There are also countries that will seek a gesture toward their own interests. Cuban Foreign Minister Bruno Rodríguez called on Thursday for the Santo Domingo meeting to facilitate “financial and technological transfers to developing countries and equitable access to resources to reverse current enormous inequalities.” But, above all, Rodríguez took advantage of the presence of the Cuban delegation in Santo Domingo to make a statement against Washington and President Joe Biden’s administration.
“We are confident that this meeting in the Dominican Republic will demonstrate the firm rejection of the arbitrary and unilateral U.S. classification of our country as a sponsor of terrorism and we hope count on the traditional and valuable support of Ibero-America over the just demand to end the criminal and illegal blockade imposed against the Cuban people, intensified to unprecedented extremes during the pandemic,” Rodríguez said in a video posted on social networks.

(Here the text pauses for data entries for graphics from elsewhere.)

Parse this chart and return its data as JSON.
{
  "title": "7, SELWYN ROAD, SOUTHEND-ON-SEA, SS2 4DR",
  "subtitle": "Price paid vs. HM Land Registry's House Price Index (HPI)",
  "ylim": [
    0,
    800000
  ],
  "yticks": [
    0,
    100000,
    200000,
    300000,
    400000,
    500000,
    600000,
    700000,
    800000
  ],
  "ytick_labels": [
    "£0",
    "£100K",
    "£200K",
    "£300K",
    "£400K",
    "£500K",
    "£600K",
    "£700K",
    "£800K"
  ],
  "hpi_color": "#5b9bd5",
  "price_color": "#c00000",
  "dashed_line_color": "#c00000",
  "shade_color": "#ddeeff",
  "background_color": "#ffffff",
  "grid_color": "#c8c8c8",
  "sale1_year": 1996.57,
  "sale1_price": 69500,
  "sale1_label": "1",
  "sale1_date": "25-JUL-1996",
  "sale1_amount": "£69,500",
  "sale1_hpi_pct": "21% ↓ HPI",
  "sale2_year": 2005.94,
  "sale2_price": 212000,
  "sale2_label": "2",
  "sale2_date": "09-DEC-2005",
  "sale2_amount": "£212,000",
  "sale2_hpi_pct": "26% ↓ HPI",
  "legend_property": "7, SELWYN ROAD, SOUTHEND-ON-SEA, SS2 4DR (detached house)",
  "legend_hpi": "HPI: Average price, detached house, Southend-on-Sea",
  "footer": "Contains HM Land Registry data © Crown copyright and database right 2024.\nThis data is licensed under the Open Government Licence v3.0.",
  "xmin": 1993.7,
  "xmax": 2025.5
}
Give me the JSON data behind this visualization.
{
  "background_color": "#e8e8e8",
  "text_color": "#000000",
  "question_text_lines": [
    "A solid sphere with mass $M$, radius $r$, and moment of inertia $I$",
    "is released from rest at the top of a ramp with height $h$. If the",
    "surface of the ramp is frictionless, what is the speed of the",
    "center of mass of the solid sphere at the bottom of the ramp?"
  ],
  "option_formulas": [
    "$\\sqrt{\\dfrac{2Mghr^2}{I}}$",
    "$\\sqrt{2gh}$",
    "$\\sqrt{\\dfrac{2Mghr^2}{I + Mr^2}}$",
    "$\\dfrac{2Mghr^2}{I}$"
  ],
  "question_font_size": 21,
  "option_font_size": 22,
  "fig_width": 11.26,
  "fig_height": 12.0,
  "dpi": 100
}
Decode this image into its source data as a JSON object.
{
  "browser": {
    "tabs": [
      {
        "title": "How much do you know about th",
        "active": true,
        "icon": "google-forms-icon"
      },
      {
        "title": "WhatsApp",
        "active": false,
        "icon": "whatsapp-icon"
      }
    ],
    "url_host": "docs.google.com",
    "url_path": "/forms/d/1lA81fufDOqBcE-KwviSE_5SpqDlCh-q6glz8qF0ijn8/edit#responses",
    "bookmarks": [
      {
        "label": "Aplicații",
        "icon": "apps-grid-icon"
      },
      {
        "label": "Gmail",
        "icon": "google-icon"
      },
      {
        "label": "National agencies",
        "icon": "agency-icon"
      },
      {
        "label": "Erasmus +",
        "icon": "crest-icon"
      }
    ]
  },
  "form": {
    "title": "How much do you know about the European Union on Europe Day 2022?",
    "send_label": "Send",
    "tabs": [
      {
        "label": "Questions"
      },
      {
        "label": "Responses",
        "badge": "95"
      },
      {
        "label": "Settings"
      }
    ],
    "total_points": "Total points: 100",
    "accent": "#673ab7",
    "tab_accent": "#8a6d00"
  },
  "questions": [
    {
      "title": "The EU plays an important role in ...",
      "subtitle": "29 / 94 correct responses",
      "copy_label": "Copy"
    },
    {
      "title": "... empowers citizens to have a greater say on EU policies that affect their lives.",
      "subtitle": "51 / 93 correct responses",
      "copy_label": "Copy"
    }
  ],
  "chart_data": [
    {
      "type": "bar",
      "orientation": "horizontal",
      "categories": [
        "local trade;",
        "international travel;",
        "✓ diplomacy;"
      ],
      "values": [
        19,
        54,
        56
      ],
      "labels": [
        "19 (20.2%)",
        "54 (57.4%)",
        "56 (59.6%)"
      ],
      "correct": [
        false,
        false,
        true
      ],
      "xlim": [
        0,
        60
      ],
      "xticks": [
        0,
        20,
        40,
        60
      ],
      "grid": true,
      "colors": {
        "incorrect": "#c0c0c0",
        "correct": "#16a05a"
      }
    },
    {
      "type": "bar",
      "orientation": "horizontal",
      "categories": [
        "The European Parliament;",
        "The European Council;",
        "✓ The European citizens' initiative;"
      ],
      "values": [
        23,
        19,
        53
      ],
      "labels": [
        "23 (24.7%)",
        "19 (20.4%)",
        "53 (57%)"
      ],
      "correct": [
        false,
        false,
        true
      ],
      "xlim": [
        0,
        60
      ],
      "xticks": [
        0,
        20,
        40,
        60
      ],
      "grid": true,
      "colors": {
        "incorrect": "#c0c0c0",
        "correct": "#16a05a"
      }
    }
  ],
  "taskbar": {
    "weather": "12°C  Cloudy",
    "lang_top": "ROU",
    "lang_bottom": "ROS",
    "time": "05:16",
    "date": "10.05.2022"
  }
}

Conspicuous by their absence in the Dominican Republic will be the presidents of the two Latin American giants in terms of GDP and population, Brazil and Mexico. Luiz Inácio Lula da Silva will not attend the summit as he is on a five-day visit to China while the government of Andrés Manuel López Obrador, who is not overly keen on international summits, has chosen not to send Foreign Minister Marcelo Ebrard. The Mexican delegation will instead be headed by the undersecretary for Latin America and the Caribbean, Maximiliano Reyes. Meanwhile, Colombian President Gustavo Petro - who met with Nicolás Maduro (who will also not attend the summit) in Caracas on Thursday – Argentinean President Alberto Fernández and Boric will use the occasion of the conference to seek a strengthen of their alliance of progressive governments. At the same time, Fernández and Brazilian Foreign Minister Mauro Vieira will join forces to try to revive the Union of South American Nations, another regional forum comprising 12 Latin American countries that was largely disbanded between 2018 and 2020 when most participants withdrew.